A new pediatric-focused study suggests that children who have a younger brother or sister have fewer chances of suffering from obesity in later life. The study decreed that younger siblings can diminish obesity risk in older siblings although the scientists were unable to pinpoint the exact reason this happens.
The new study performed by the University of Michigan shows that there is indeed a connection between younger sibling and lower BMI levels in older siblings. Focused on children 2 to 4, the study has proved that children entering the first grade were healthier if they had a younger brother or sister than only children.
Julie Lumeng, a Medical Doctor and the lead author of the study declared that there is proof that younger siblings can make their older siblings pay more attention to their dietary requirements.
The doctor also pointed out that same-aged children who had no younger brothers or sister were three times more likely to suffer obesity upon entering the first grade compared to the children who had a younger brother or sister.
To ascertain the link between siblings and BMI, the team of scientists reviewed the health data of approximately 700 children from the United States. Initially, the researcher project was focused on big sister-younger brother relationship, but after extrapolating the results, the scientists have determined that it’s a two-way road.
This latter fact means that the effect of younger siblings extends to older brother as well. Although the scientists were unable to determine the exact reasons why children with younger brothers or sisters have a lower BMI than children of the same age, they’ve made a couple of speculation.

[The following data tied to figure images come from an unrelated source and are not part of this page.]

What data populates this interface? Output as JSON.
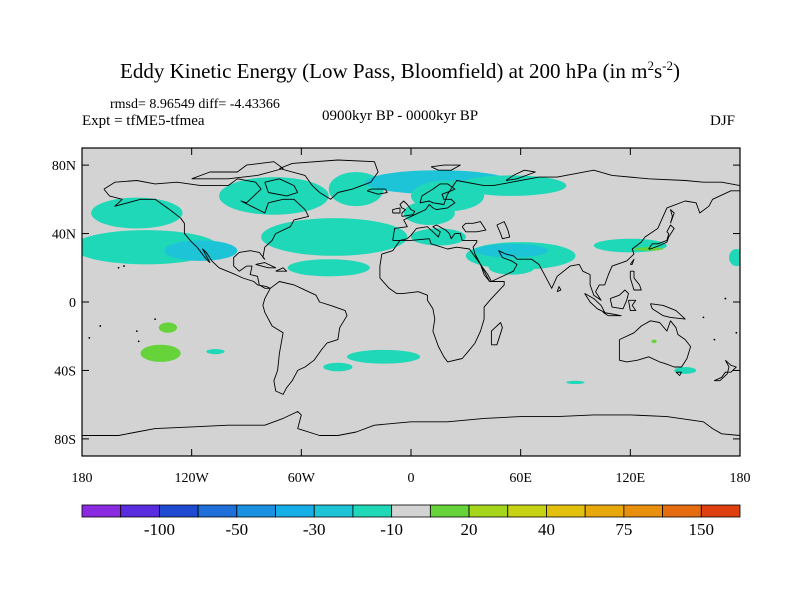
{
  "header": {
    "title_main": "Eddy Kinetic Energy (Low Pass, Bloomfield) at 200 hPa (in m",
    "title_sup1": "2",
    "title_mid": "s",
    "title_sup2": "-2",
    "title_end": ")",
    "stats": "rmsd= 8.96549 diff= -4.43366",
    "experiment": "Expt = tfME5-tfmea",
    "period": "0900kyr BP - 0000kyr BP",
    "season": "DJF"
  },
  "chart_data": {
    "type": "heatmap",
    "projection": "cylindrical equidistant",
    "background_color": "#d3d3d3",
    "xlim": [
      -180,
      180
    ],
    "ylim": [
      -90,
      90
    ],
    "x_ticks": [
      -180,
      -120,
      -60,
      0,
      60,
      120,
      180
    ],
    "x_tick_labels": [
      "180",
      "120W",
      "60W",
      "0",
      "60E",
      "120E",
      "180"
    ],
    "y_ticks": [
      80,
      40,
      0,
      -40,
      -80
    ],
    "y_tick_labels": [
      "80N",
      "40N",
      "0",
      "40S",
      "80S"
    ],
    "colorbar": {
      "colors": [
        "#8a2be2",
        "#5a2ce0",
        "#1f4bd2",
        "#1e6fd9",
        "#1a90e0",
        "#16aee6",
        "#1dc4d8",
        "#1fd8b8",
        "#d3d3d3",
        "#66d33a",
        "#a6d61c",
        "#c8d214",
        "#e3c00c",
        "#e8a80c",
        "#e88f0e",
        "#e66c10",
        "#e04010"
      ],
      "tick_labels": [
        "-100",
        "-50",
        "-30",
        "-10",
        "20",
        "40",
        "75",
        "150"
      ]
    },
    "regions": [
      {
        "name": "north-atlantic-core",
        "lon": -45,
        "lat": 37,
        "width": 22,
        "height": 8,
        "color": "#1e6fd9"
      },
      {
        "name": "north-atlantic-band",
        "lon": -48,
        "lat": 37,
        "width": 60,
        "height": 14,
        "color": "#1a90e0"
      },
      {
        "name": "north-atlantic-outer",
        "lon": -42,
        "lat": 38,
        "width": 80,
        "height": 22,
        "color": "#1fd8b8"
      },
      {
        "name": "north-pacific-band",
        "lon": -150,
        "lat": 30,
        "width": 65,
        "height": 12,
        "color": "#1a90e0"
      },
      {
        "name": "north-pacific-outer",
        "lon": -145,
        "lat": 32,
        "width": 80,
        "height": 20,
        "color": "#1fd8b8"
      },
      {
        "name": "alaska-pacific",
        "lon": -150,
        "lat": 52,
        "width": 50,
        "height": 18,
        "color": "#1fd8b8"
      },
      {
        "name": "east-pacific-jet",
        "lon": -115,
        "lat": 30,
        "width": 40,
        "height": 12,
        "color": "#1dc4d8"
      },
      {
        "name": "hudson-bay",
        "lon": -75,
        "lat": 62,
        "width": 60,
        "height": 22,
        "color": "#1fd8b8"
      },
      {
        "name": "greenland-sea",
        "lon": -30,
        "lat": 66,
        "width": 30,
        "height": 20,
        "color": "#1fd8b8"
      },
      {
        "name": "arctic-norway",
        "lon": 15,
        "lat": 70,
        "width": 80,
        "height": 14,
        "color": "#1dc4d8"
      },
      {
        "name": "scandinavia",
        "lon": 20,
        "lat": 62,
        "width": 40,
        "height": 18,
        "color": "#1fd8b8"
      },
      {
        "name": "barents",
        "lon": 55,
        "lat": 68,
        "width": 60,
        "height": 12,
        "color": "#1fd8b8"
      },
      {
        "name": "europe-north",
        "lon": 10,
        "lat": 52,
        "width": 28,
        "height": 14,
        "color": "#1fd8b8"
      },
      {
        "name": "mediterranean",
        "lon": 15,
        "lat": 38,
        "width": 30,
        "height": 10,
        "color": "#1fd8b8"
      },
      {
        "name": "subtropical-atlantic",
        "lon": -45,
        "lat": 20,
        "width": 45,
        "height": 10,
        "color": "#1fd8b8"
      },
      {
        "name": "middle-east-jet",
        "lon": 60,
        "lat": 27,
        "width": 60,
        "height": 16,
        "color": "#1fd8b8"
      },
      {
        "name": "middle-east-core",
        "lon": 55,
        "lat": 30,
        "width": 40,
        "height": 8,
        "color": "#1dc4d8"
      },
      {
        "name": "arabia-south",
        "lon": 55,
        "lat": 20,
        "width": 25,
        "height": 8,
        "color": "#1fd8b8"
      },
      {
        "name": "east-asia-jet",
        "lon": 120,
        "lat": 33,
        "width": 40,
        "height": 8,
        "color": "#1fd8b8"
      },
      {
        "name": "japan-green",
        "lon": 130,
        "lat": 31,
        "width": 16,
        "height": 2,
        "color": "#66d33a"
      },
      {
        "name": "west-pacific-edge",
        "lon": 178,
        "lat": 26,
        "width": 8,
        "height": 10,
        "color": "#1fd8b8"
      },
      {
        "name": "south-pacific-green-1",
        "lon": -137,
        "lat": -30,
        "width": 22,
        "height": 10,
        "color": "#66d33a"
      },
      {
        "name": "south-pacific-green-2",
        "lon": -133,
        "lat": -15,
        "width": 10,
        "height": 6,
        "color": "#66d33a"
      },
      {
        "name": "south-pacific-teal",
        "lon": -107,
        "lat": -29,
        "width": 10,
        "height": 3,
        "color": "#1fd8b8"
      },
      {
        "name": "south-atlantic-teal",
        "lon": -15,
        "lat": -32,
        "width": 40,
        "height": 8,
        "color": "#1fd8b8"
      },
      {
        "name": "south-atlantic-small",
        "lon": -40,
        "lat": -38,
        "width": 16,
        "height": 5,
        "color": "#1fd8b8"
      },
      {
        "name": "australia-green",
        "lon": 133,
        "lat": -23,
        "width": 3,
        "height": 2,
        "color": "#66d33a"
      },
      {
        "name": "tasman-teal",
        "lon": 150,
        "lat": -40,
        "width": 12,
        "height": 4,
        "color": "#1fd8b8"
      },
      {
        "name": "indian-ocean-teal",
        "lon": 90,
        "lat": -47,
        "width": 10,
        "height": 2,
        "color": "#1fd8b8"
      }
    ]
  }
}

Jerica Berge, a researcher at the University of Michigan, who was not involved in the research project, said that one theory that might account for the lower BMI in children caring for their younger sibling is that they tend to take an active part in raising his sibling.
Moreover, parents who have two children are more likely to focus on the needs of the first one, while taking care of the other. Children with a younger sibling might perhaps take some strain off their parents, like performing various chores around the house.
Another theory is that older sibling tends to engage in more extensive physical activities when they are around their younger siblings. And last, but not least, the researchers tend to believe that after having a second child, the parent will most likely relax when it comes to feeding their older child.
Whatever the reasons may be, researchers tend to think that more observations are needed because this seems to be a good start to addressing one of the nation’s primary health concern: child obesity.